The new Big Sandy clinic is getting nearer to opening. It's been a nightmare to receive the parts needed for opening. Ron Weins, CEO of Big Sandy Medical Center, said, "We are working on all the cabling for the building. Cabling, like for phones and computers, all that kind of stuff. Some of it's wireless because that connection between our two buildings will be wireless, but hopefully, it will get done next week." He isn't saying when the open house will take place because waiting for the backorder of supplies has been so frustrating. But the day will be soon.

He showed me the blueprint of what they would be doing in the area of the old clinic. The location will house the CT scanner, which has already been bought but not delivered until they have space. Ron is working on other grants, with good responses. He hopes to have an ultrasound machine and a big C arm, which allows for a very precise little radiology picture of the nerves. "We would be the only ones in northwest Montana with that capability. So that'd be very cool." They are on a dream list, and he hopes to find funding for them.

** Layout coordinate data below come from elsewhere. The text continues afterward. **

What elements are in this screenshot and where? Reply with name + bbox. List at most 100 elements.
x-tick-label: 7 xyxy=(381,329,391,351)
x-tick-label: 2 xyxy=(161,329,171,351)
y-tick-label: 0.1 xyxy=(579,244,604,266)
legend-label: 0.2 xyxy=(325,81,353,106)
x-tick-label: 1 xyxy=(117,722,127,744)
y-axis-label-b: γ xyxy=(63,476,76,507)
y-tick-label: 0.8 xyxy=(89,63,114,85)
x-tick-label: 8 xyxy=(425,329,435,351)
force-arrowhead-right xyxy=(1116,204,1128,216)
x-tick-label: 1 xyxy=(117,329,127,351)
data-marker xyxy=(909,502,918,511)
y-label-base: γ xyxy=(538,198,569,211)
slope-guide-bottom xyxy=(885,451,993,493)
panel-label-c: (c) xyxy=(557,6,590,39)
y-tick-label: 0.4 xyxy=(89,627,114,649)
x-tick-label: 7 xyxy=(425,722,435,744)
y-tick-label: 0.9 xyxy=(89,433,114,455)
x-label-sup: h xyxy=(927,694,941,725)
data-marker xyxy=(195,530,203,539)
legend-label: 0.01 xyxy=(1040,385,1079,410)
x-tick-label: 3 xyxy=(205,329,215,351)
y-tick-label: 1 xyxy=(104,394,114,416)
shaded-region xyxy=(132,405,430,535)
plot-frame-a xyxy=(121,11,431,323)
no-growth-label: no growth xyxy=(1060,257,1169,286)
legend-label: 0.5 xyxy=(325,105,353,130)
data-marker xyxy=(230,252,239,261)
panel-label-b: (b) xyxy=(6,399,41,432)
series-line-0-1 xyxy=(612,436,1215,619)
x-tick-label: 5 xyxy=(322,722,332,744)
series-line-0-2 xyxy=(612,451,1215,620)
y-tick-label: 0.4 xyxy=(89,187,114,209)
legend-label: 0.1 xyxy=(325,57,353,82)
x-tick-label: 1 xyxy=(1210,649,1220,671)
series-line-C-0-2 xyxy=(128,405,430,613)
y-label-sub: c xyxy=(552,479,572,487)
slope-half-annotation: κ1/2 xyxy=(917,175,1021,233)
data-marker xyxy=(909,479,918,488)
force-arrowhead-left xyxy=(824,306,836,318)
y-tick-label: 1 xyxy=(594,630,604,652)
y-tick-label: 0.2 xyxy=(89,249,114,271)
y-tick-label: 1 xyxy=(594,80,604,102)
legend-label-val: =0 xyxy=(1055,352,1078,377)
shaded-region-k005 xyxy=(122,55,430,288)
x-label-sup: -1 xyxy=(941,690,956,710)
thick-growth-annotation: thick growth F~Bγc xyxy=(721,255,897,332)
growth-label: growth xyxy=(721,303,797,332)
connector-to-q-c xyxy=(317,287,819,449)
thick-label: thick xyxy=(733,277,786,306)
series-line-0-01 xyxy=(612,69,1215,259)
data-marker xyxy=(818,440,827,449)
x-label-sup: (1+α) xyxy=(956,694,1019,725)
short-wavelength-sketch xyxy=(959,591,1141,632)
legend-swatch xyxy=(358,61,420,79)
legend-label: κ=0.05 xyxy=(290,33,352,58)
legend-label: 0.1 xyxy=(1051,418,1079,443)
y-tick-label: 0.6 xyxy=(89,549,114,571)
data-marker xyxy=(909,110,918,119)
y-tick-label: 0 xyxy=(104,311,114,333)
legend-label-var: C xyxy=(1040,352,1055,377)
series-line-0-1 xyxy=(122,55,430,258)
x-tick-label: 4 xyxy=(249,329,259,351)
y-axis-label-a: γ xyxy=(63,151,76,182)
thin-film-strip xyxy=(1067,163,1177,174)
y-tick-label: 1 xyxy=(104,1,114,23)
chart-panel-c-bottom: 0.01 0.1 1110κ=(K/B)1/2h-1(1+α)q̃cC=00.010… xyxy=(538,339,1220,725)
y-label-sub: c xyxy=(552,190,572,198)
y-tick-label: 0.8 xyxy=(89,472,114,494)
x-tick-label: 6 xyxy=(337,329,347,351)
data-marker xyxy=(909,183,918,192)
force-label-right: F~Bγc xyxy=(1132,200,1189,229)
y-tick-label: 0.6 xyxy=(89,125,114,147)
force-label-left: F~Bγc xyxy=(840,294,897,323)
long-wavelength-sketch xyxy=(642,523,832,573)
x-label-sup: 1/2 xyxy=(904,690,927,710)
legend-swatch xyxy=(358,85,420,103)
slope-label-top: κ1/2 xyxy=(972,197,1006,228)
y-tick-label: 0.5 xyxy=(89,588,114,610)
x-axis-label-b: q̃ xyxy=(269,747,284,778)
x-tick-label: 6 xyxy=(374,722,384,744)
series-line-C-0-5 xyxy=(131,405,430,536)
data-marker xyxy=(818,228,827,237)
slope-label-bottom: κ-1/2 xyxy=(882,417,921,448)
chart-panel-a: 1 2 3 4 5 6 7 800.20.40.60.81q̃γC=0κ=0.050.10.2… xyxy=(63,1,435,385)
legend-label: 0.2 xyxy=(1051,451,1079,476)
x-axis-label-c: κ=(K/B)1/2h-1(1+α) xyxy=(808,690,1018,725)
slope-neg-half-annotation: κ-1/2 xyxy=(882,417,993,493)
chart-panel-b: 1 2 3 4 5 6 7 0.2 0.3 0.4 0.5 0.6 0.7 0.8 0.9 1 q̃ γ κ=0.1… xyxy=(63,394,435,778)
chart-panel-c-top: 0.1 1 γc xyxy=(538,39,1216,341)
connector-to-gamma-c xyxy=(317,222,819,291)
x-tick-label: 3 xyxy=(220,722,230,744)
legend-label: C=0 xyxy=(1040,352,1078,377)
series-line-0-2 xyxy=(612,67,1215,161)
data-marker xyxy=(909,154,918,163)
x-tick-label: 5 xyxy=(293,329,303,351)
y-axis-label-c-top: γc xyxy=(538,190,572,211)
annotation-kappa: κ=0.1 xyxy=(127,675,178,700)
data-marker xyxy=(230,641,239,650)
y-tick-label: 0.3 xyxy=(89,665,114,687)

"The ultimate goal is to keep people from having to drive for stuff like nerve emulation. The other thing is, I hear at least a half dozen people say, well, I'm going to Great Falls for this, that, or even Missoula. Sometimes Billings, sometimes Kalispell. The more things that we can offer that are financially feasible to keep people from having to drive because farmers and ranchers have to leave the ranch for a day." Hopefully, they can do some necessary testing here. The old upstairs clinic is going to be full of specialized equipment and a lab draw station, and it's also going to be our outpatient department. There will never be operations in Big Sandy. Ron said, "We have one inpatient bed right by the right nurse's station. That's our negative pressure room. The other bedroom, the next one down, is for outpatients and can be used for patient observation. They've been in the ER; they shouldn't go home yet. We're going to observe for a few hours, okay? When we get to CT, we can rule out a head bleed. Like if someone bumps her head right now, they'd have to go to Havre or Great Falls to get the CT and then stay for a few hours to make sure they don't have a concussion."

He explained, "We can convert any inpatient room into a swing bed. That's why they call it swing beds. It's weird. It's not a bed that swings. It's a bed that we could put a person in from the ER into inpatient, and then they may need skilled services or long-term care. They never have to leave that room, though. We don't have to say, 'You've got to go across the hall to our long-term care bed. It's all the same. Same room, same bed, so they just swing."

Good stuff is happening. They aren't short nurses. "We're pretty good. We raised our wages again and have brought some of the CNAs in house as employees instead of contract. Contracts are pretty expensive. What we need now is a lot of support staff: dietary, maintenance, and groundskeeping. We're offering a really competitive wage of $16 an hour.

Their long-term rooms are full, and there is a waiting list.

It's so positive-a great time to celebrate hospital week.